Paraparetic Guillain-Barre syndrome
This article describes the case of a 19-year-old male student who presented with complaints of a 2-day history of progressive weakness in the lower limbs. After medical investigations, doctors diagnosed the patient with paraparetic Guillain-Barre syndrome. The 19-year-old developed progressive and symmetric weakness in the lower limbs following an upper respiratory tract infection. The patient’s post-infectious, monophasic, acute and symmetric course was significant for the diagnoses of paraparetic GBS. The diagnosis was confirmed by CSF and electrophysiological findings.
GBS is known to be the most common cause of acute flaccid paralysis and is typically characterised by acute ascending bilateral symmetric weakness of varying degrees in the limbs. However, it may also present with symptoms limited to specific parts of the body. These symptoms are known as the “GBS variant” or “topographic variant” with autonomic and respiratory involvement. Patients are diagnosed based on clinical history, electrodiagnostic tests and CSF examination. Neuroimaging may be required in some cases to rule out differential diagnoses. In this case, the 19-year-old was managed conservatively and showed full recovery after a month and a half.
A 19-year-old male patient presented with complaints of a 2-day history of progressive weakness in his lower limbs. The patient noticed a heaviness in one of his legs soon after waking up and also faced difficulty in lifting them. He also couldn’t wear his slippers when he tried to because he had difficulty holding them on his feet. By evening his condition worsened to a point where he needed his parents’ assistance to get up from a chair. However, there were no symptoms of diplopia, dysphagia, dysarthria or facial weakness. The symptoms in his lower limbs worsened the next day and he needed support from his parents while walking. Though there were no signs of bladder or bowel involvement, sensory symptoms or upper limb weakness. Similarly, 10 days before the onset of his symptoms, the patient experienced rhinorrhea and a slight fever with a history of 3 days. His medical history was not significant for any medication history, bug bite, surgery, recent trauma, shortness of breath, weight loss or back discomfort .
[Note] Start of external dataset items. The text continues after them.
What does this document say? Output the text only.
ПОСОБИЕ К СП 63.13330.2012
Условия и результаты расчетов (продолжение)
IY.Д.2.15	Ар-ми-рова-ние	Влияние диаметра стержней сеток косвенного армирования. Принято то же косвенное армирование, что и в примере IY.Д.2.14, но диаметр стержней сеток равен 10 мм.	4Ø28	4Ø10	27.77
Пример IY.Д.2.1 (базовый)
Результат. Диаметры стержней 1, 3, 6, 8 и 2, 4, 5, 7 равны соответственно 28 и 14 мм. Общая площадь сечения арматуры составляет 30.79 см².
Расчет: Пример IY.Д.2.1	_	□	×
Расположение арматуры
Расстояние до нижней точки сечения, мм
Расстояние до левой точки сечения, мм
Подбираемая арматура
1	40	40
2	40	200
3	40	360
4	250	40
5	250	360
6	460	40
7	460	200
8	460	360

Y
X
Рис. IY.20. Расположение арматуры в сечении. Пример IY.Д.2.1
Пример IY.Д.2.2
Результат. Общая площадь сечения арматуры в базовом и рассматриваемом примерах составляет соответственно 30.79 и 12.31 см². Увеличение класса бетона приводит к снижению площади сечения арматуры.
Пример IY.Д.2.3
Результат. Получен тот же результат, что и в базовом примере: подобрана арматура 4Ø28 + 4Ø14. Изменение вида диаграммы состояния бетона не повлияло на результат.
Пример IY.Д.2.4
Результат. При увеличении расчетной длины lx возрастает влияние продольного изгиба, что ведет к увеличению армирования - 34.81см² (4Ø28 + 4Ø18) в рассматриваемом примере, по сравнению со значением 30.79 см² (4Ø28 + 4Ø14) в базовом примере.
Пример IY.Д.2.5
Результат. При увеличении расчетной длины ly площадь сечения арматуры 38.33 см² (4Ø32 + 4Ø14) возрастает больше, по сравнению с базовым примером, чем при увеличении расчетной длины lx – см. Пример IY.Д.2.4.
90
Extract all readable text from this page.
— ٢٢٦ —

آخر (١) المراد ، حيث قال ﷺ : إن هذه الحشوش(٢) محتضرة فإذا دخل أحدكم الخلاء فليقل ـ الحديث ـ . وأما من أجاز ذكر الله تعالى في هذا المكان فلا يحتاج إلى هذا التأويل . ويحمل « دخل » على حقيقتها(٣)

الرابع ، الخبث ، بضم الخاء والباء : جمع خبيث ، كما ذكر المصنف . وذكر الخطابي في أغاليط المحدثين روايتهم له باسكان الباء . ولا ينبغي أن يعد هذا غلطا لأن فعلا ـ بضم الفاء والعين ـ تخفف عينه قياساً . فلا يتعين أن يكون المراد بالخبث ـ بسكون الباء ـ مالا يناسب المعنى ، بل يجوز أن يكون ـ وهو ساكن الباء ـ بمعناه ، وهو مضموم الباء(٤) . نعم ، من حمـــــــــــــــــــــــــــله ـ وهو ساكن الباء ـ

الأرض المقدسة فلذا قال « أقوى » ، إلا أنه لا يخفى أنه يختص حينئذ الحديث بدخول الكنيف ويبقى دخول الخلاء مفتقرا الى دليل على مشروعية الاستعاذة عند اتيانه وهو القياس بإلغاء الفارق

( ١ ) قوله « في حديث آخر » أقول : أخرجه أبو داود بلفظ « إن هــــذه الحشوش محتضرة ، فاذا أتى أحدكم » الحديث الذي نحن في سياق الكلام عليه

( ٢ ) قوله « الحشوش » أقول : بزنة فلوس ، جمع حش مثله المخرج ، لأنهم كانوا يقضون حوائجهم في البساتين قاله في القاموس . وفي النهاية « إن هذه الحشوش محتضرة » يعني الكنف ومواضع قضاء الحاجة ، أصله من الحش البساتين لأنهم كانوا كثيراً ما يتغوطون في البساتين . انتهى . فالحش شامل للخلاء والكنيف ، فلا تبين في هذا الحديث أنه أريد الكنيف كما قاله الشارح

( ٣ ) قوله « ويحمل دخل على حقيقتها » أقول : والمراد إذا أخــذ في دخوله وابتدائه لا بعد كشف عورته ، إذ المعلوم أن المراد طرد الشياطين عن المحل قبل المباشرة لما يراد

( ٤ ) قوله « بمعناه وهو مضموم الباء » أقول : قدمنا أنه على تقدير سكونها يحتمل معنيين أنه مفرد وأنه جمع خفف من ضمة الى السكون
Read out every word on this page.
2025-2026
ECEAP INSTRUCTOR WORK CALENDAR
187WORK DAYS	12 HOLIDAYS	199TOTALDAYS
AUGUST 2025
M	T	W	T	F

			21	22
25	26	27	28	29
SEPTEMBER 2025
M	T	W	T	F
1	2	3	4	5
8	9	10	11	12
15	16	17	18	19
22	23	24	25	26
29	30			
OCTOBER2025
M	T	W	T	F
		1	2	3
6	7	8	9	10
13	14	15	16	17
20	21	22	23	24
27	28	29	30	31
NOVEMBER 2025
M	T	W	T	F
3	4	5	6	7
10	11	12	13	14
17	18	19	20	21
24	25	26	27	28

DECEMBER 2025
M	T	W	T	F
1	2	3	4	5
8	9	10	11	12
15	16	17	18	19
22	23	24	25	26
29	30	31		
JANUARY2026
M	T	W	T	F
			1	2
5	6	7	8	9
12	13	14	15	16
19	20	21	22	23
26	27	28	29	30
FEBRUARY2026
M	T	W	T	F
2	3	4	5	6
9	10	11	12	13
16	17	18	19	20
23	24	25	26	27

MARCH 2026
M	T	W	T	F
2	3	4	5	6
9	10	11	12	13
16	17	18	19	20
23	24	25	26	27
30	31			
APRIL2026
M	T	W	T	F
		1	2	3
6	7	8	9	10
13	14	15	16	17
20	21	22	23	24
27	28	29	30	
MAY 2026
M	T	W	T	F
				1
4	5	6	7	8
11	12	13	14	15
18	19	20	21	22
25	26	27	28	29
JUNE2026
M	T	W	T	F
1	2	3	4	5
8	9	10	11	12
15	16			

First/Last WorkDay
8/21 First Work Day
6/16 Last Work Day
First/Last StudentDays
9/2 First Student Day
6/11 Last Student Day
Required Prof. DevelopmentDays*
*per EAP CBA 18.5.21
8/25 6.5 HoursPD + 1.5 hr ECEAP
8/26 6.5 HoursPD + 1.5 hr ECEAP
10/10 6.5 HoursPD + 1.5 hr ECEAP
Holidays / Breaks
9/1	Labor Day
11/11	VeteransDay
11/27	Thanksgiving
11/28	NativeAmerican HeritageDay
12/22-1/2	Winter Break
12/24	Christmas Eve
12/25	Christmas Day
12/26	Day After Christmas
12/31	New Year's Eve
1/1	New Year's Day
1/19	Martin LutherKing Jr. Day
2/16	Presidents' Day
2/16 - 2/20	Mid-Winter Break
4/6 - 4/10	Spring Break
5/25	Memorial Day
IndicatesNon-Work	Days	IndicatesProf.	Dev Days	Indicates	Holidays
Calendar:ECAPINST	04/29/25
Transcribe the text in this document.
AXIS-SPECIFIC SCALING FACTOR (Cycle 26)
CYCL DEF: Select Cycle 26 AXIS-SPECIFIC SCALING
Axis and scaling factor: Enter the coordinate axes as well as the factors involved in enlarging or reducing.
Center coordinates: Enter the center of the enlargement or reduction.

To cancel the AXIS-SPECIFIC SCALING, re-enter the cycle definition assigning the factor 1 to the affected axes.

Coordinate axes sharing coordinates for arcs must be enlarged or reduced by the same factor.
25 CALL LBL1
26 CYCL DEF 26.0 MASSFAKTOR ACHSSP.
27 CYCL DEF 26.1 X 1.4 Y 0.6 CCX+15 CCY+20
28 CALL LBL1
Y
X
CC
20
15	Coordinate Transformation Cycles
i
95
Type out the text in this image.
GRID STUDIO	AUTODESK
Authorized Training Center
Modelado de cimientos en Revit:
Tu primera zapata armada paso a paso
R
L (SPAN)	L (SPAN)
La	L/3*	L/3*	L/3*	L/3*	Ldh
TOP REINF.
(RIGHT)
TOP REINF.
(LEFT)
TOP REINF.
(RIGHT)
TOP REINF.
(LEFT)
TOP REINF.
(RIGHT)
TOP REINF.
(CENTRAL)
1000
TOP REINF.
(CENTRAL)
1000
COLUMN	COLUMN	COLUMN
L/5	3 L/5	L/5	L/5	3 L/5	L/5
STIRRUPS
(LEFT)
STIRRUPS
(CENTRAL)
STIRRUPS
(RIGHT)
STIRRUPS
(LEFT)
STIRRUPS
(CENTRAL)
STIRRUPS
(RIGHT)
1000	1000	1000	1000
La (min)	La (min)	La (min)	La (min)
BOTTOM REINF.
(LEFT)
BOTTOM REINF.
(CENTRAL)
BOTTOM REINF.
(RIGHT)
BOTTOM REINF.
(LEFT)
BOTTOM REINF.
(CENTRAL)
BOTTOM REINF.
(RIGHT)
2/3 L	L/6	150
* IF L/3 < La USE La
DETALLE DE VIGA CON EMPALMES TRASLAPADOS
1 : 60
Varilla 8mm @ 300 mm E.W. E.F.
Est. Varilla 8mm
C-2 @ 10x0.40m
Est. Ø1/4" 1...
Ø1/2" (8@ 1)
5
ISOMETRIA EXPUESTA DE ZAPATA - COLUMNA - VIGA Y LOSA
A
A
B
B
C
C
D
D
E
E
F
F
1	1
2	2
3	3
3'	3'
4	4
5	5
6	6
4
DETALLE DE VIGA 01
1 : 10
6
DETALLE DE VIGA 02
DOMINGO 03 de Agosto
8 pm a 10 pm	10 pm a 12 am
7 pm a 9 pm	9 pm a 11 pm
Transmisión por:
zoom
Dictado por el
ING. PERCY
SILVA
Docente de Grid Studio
When the patient arrived at the emergency department his Glasgow Coma Scale score was 15/15. His body weight was 65 kg, height 181 cm, blood pressure 110/80 mm Hg, pulse 88/min, temperature 98 degrees Fahrenheit and respiratory rate 16/min. There were no signs of clubbing, cyanosis, jaundice or pallor. The tone and bulk of his limb muscles did not show any significant difference. There were no signs of clubbing, jaundice or pallor. Examination did not show any significant difference in the bulk of the limb muscles. However, examination showed reduced the in the bilateral ankle and knees. It was normal in the rest of the joints. Power was 5/5 in all the joints of the upper limb. Lower limb examination showed bilateral hip flexion 4/5, knee flexion 4/5, knee extension 4/5, ankle dorsiflexion 2/5 and planter flexion 3/5. The plantar response on both sides was down going.
Laboraoty investigations showed a total leukocyte count of 6400, “hemoglobin 16 gm/dl, erythrocyte sedimentation rate 25 mm/h, random blood sugar 98 mg/dl, creatinine 0.6 mg/dl, sodium 137 mEq/dl and potassium 3.9 mEq/L”. On the 7th day, the patient was referred for a lumbar puncture. CSF findings were significant of a total white blood cell count of less than 5 with 100 percent lymphocytes, 86 mg/dl glucose and 68 mg/dl protein.
Doctors further referred the patient for chest X-ray and electrocardiogram. There were no significant findings on both the chest X-ray and electrocardiogram. Other laboratory results including human immunodeficiency virus (HIV), hepatitis B and C, syphilis, serum-angiotensin-converting enzyme and thyroid-stimulating hormone levels were unremarkable. The patient was also advised an MRI of the dorsal and lumbosacral spine which showed no significant abnormalities that would trigger the clinical presentation. A nerve conduction test that was performed on the 8th day of the onset of symptoms showed a pattern of motor axonal neuropathy in the lower limbs. The test findings were unremarkable in the upper limbs. Both the upper and lower limbs preserved sensory amplitudes. Based on these findings, the patient was diagnosed with paraparetic Guillain-Barre syndrome.
Doctors initiated immunomodulatory medication based on the degree of the patient’s disability. The patient was managed conservitavely with physiotherapy sessions. The patient was discharged after 7 days and showed moderate improvement in motor power. He was called back for a follow-up after 1.5 months and his lower limbs power was 5/5 with no residual defects.
- Luitel, P., Neupane, N., Adhikari, N., Paudel, S., Gajurel, B.P., Karn, R., Rajbhandari, R., Gautam, N., Shrestha, A. and Ojha, R., 2021. Paraparetic Guillain‐Barre syndrome: An uncommon diagnosis of acute flaccid paralysis of the lower limbs. Clinical Case Reports, 9(9), p.e04767.